Wednesday, September 3, 2008

75/77 Stretching is Hard

8:15 pm with Libby

Another strong, good class.  Every day my left hip is getting better.   But today, I started to feel the first signs of the same problems in my right hip.  Hopefully, I have learned enough about this to nip it in the bud.

I seem to have reached a pretty steady plateau.  I'm not having either major breakthroughs or setbacks.  For the most part, I'm fine with this.  It's really nice to hit some objectively new milestone, but I think that for now I need to work on milestones having to do with focus and determination.  A while back, I joked about using Standing Head to Knee as the measure of a challenge -- to keep going until I could get my head to my knee.  Now, I'm thinking that a pretty good challenge would be to go for three days straight extending the leg and not falling out.  Now that would take some determination.

Libby said today that she thought it might be an American thing, but people here tend to think that stretching should be easy.  Which is exactly wrong -- stretching is hard.  She said this during final stretch, where I'm trying to get my heels off the ground by locking my quads.  Since this stretch puts an intense burn through the entire back of my legs, it was rather easy to agree with her.

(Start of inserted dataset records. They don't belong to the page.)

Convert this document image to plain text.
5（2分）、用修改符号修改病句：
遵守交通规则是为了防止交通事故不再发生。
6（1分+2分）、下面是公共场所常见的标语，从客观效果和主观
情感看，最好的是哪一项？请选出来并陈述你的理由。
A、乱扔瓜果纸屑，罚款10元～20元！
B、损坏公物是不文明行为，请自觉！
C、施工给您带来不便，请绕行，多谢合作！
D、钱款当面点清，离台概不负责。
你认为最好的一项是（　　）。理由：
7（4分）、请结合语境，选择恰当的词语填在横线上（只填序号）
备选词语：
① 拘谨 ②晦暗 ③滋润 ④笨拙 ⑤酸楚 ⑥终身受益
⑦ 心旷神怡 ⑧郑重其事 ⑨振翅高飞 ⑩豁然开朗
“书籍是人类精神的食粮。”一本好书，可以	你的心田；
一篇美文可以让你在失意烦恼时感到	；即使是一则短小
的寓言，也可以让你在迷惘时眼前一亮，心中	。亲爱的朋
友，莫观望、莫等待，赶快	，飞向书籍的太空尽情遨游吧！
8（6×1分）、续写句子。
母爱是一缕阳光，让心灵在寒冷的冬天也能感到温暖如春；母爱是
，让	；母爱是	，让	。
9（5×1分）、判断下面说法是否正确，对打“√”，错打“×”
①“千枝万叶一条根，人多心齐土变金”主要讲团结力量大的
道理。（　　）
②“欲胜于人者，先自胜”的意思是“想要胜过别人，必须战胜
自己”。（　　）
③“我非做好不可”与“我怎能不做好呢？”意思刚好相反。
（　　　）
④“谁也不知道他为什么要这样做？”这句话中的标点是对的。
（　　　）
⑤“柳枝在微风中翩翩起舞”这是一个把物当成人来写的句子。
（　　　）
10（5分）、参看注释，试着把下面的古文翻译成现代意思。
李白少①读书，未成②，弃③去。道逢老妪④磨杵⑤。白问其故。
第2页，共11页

The more I think about it, the clearer it is that there are few or no easy stretches in the Bikram series.  Even the poses that might otherwise be easy in other forms of yoga involve some pulling in this series.   In the first forward bend, we pull on our heels as hard as possible.  Other yoga schools might be content with letting gravity do most of the work.  In Eagle, we pull down on the elbows and twist like ropes.  In the Separate Leg Forward Bend, we pull on the heels again, instead of just hanging out.  In Cobra, we use our lower backs to lift up, where other yoga schools use the hands to push up and use the pose as a pure stretch instead of as a back strengthener.  In the final stretch, we are pulling as hard as we pull on our toes while locking our knees.  Again I think other schools do this a little bit differently.

So, every pose where we might be hanging out, Bikram throws in something to pull on -- another way to push the stretch.  This is one of the things that makes the same 26 postures so interesting.  So much is going on in every one of them, and I can still see little ways, and sometimes not so little ways, that I am falling short in any one of them.  Sometimes the difficulty lies just in deciding which of the many details I might focus on to improve a particular pose.  So yes, stretching -- at least in Bikram -- is hard, but physically and mentally.  But that's also what makes it fun.